Zelden heb ik zoiets indrukwekkends gezien. Er lagen 37 pasgeboren baby's of net iets ouder verdeeld over twee slaapzalen. Eigenlijk was er maar plek voor 20, maar goed. Dan werden ze bij elkaar in bed gestopt. Ze lagen echt hutjemutje naast elkaar in van die doorzichtige ziekenhuisbedjes. In het ziekenhuis hing zo'n zure melklucht. Dat het klein was, was nog niet zo erg. Toen we het verhaal van het Nederlandse meisje hoorden, schrokken we enorm.
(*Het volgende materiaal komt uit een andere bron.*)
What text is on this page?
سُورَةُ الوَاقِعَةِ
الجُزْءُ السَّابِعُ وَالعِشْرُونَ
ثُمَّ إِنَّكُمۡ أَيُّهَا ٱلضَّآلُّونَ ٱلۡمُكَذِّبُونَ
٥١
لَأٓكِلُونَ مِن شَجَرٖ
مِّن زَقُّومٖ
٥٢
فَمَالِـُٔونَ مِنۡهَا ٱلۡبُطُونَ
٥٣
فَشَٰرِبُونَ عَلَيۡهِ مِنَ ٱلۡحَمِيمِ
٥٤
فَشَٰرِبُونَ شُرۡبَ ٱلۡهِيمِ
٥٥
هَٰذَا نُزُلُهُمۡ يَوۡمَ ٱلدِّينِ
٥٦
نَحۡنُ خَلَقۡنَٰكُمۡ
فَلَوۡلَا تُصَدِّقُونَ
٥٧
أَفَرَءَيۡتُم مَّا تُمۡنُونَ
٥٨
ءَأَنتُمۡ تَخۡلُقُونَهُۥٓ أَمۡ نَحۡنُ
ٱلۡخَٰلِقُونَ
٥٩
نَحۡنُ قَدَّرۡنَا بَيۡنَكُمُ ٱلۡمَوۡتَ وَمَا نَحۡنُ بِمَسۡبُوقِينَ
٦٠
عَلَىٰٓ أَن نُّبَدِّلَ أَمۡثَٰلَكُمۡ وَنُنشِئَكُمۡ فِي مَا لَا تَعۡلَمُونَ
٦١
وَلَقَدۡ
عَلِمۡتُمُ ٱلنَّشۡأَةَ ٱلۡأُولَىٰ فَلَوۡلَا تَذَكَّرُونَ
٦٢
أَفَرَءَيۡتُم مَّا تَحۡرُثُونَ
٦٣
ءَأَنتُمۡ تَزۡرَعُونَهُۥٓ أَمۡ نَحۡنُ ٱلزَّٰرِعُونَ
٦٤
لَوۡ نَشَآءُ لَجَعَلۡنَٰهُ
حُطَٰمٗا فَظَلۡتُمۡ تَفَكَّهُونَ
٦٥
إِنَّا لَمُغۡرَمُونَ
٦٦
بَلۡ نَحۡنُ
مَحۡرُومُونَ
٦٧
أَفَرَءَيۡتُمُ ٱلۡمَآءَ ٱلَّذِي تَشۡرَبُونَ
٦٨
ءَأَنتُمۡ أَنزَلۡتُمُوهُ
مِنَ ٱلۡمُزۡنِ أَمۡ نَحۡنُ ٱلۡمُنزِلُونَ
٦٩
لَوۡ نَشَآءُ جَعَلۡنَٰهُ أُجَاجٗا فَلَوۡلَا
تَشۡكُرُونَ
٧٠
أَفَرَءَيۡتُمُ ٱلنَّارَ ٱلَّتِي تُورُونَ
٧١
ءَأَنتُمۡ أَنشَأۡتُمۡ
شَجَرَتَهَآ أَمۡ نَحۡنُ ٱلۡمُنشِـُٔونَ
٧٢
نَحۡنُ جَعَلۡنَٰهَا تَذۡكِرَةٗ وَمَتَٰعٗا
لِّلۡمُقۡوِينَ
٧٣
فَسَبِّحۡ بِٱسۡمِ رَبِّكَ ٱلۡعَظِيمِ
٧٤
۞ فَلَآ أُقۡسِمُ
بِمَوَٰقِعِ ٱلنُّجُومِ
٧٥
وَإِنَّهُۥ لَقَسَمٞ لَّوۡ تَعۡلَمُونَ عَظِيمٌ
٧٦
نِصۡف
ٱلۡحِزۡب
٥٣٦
Er is geen aandacht voor de kinderen. Om de zoveel tijd stopt het personeel letterlijk een fles in de mond van de pasgeboren baby's. De kinderen, soms nog maar een paar dagen oud, moeten zichzelf maar zien te redden met de flessen. Ze mogen niet opgepakt worden of geknuffeld. Soms wordt gewoon vergeten dat de kinderen nog een fles in hun mond hebben. Als de baby's moeten overgeven, blijft het braaksel achter op hun gezicht. Niemand die ze mag wassen. Alleen afgelopen kerst zijn ze allemaal in bad geweest, maar verder worden ze niet gewassen. En dan was nu de situatie nog positief. Eerder liep het ongedierte gewoon tussen de kinderen door en kon het personeel de zaal niet op vanwege de stank. Onwaarschijnlijk gewoon.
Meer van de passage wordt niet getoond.